Pasados ya seis días
estaba acabada la provisión del ejército. Había quien vivía de sólo trigo sin
moler y de algunas hierbas cocidas por todo alimento. El hambre alcanzaba por
igual al soldado que al rey y a éste le preocupaba no poder aguantar las dos
jornadas que faltaban para concluir la trégua. Alguien entonces hizo saber al
soberano que en el campamento de don Guillermo de Moncada tenía aún éste en su
poder algunos panes. La perspectiva de llevarse algo sólido a la boca guió a
don Jaime, acompañado por más de cien caballeros, al campamento del noble a
quien habló en estos o parecidos términos: «Don Guillermo, yo quiero ser hoy
vuestro huésped y convidado porque he entendido que tenéis aquí algunos panes».
El de Moncada ante tan
inesperada visita y presumiblemente atribulado por la presencia de tan
hambrientos y numerosos comensales, extendió su capa de púrpura sobre el suelo
e hizo depositar en ella los únicos siete panes que tenía por toda provisión.
Es fácilmente imaginable la decepción del real huésped y de todo su séquito
ante tan sobrio banquete pero he aquí que, en aquel momento, el clérigo del
señor de Moncada impetrando la protección divina, bendijo los siete panes «y
fue grande el milagro que obró el Señor pues, sentándose el rey y sus
acompañantes, partieron los panes y comieron de ellos más de ciento cincuenta
caballeros». Así pudo don Jaime, aguantar el plazo de ocho días tras el que se
rindieron más de mil quinientos moros que se entregaron con sus personas,
bienes y cuantioso ganado.
Binimelis de cuya crónica
hemos extraído este suceso, sitúa en este momento la adopción por los Moncada
de los siete panes que campean en su escudo de armas. Sin embargo estos «panes»

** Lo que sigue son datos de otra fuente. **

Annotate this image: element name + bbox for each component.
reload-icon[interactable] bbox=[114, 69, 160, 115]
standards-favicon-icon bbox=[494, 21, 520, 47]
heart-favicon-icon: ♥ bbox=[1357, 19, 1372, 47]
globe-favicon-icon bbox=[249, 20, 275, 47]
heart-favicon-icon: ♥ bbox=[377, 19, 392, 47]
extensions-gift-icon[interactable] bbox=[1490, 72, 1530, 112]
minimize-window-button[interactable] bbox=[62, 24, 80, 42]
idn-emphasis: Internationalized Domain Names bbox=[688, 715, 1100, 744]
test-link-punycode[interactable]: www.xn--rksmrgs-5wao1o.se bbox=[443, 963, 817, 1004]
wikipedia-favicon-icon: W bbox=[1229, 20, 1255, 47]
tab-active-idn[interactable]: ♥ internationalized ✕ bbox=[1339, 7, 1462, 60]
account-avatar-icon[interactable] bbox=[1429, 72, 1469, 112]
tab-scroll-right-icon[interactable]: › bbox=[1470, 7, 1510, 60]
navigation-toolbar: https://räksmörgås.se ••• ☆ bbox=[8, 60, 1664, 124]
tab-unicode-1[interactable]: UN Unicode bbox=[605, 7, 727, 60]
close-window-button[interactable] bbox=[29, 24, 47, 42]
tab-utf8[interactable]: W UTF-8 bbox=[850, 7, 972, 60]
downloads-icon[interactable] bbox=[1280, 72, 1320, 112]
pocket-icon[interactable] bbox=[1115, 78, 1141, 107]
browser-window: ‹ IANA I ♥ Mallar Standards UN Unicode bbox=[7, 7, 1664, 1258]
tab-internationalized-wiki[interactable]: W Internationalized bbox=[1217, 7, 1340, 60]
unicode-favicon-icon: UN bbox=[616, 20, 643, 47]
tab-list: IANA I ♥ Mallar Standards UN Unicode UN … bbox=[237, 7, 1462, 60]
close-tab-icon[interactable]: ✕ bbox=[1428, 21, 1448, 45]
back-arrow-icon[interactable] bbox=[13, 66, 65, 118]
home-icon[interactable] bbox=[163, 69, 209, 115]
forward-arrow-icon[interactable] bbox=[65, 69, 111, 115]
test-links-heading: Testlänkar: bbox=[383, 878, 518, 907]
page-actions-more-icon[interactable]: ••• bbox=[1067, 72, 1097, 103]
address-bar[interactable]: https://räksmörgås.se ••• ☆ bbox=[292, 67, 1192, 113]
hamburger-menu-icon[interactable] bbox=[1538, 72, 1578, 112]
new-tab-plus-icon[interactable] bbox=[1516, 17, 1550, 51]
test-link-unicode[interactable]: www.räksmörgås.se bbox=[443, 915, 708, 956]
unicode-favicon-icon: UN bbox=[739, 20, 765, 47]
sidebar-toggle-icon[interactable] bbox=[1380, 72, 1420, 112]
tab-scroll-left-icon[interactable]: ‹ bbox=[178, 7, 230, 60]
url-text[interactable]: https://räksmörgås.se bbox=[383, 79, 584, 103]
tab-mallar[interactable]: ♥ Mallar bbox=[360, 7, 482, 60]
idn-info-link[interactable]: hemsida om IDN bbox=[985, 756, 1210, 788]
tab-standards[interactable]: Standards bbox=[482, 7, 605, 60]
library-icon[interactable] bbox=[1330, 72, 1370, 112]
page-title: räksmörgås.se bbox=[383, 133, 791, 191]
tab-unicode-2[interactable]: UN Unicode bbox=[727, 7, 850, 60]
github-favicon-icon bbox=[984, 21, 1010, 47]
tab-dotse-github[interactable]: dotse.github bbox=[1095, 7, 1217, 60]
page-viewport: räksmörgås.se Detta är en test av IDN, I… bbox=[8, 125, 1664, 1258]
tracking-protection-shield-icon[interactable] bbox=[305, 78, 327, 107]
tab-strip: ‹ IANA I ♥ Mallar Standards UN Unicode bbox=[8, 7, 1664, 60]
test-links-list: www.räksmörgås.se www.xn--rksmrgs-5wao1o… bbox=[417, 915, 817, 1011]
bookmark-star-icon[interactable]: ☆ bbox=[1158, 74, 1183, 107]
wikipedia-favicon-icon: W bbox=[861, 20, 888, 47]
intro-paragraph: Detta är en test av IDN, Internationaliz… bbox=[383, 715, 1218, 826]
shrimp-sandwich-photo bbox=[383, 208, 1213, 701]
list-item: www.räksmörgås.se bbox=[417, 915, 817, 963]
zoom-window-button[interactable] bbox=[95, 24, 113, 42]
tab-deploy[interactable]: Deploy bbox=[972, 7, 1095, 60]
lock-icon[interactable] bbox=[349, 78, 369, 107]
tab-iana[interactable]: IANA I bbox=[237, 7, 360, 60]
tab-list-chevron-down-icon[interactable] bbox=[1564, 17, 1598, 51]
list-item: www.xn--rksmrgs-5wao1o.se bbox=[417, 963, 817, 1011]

no son otra cosa que los besantes que ya poseía en su heráldica esta familia de
nobles en el siglo XII, El rey Jaime por otra parte, más prudente o menos
imaginativo que Binimelis, refiere este hecho en su crónica pero sin entrar en
tantos detalles, dice simplemente que él, don Nuño, y cien hombres que comían,
pasaron el último día con siete panes.
Si les bastaron o no, es
cosa que no sabremos nunca.
Fuentes: Crónicas de la
Conquista de Mallorca.
(Marsilio, Desclot, Binimelis y Jaime l).
Antonio Furió: Panorama de las Islas Baleares.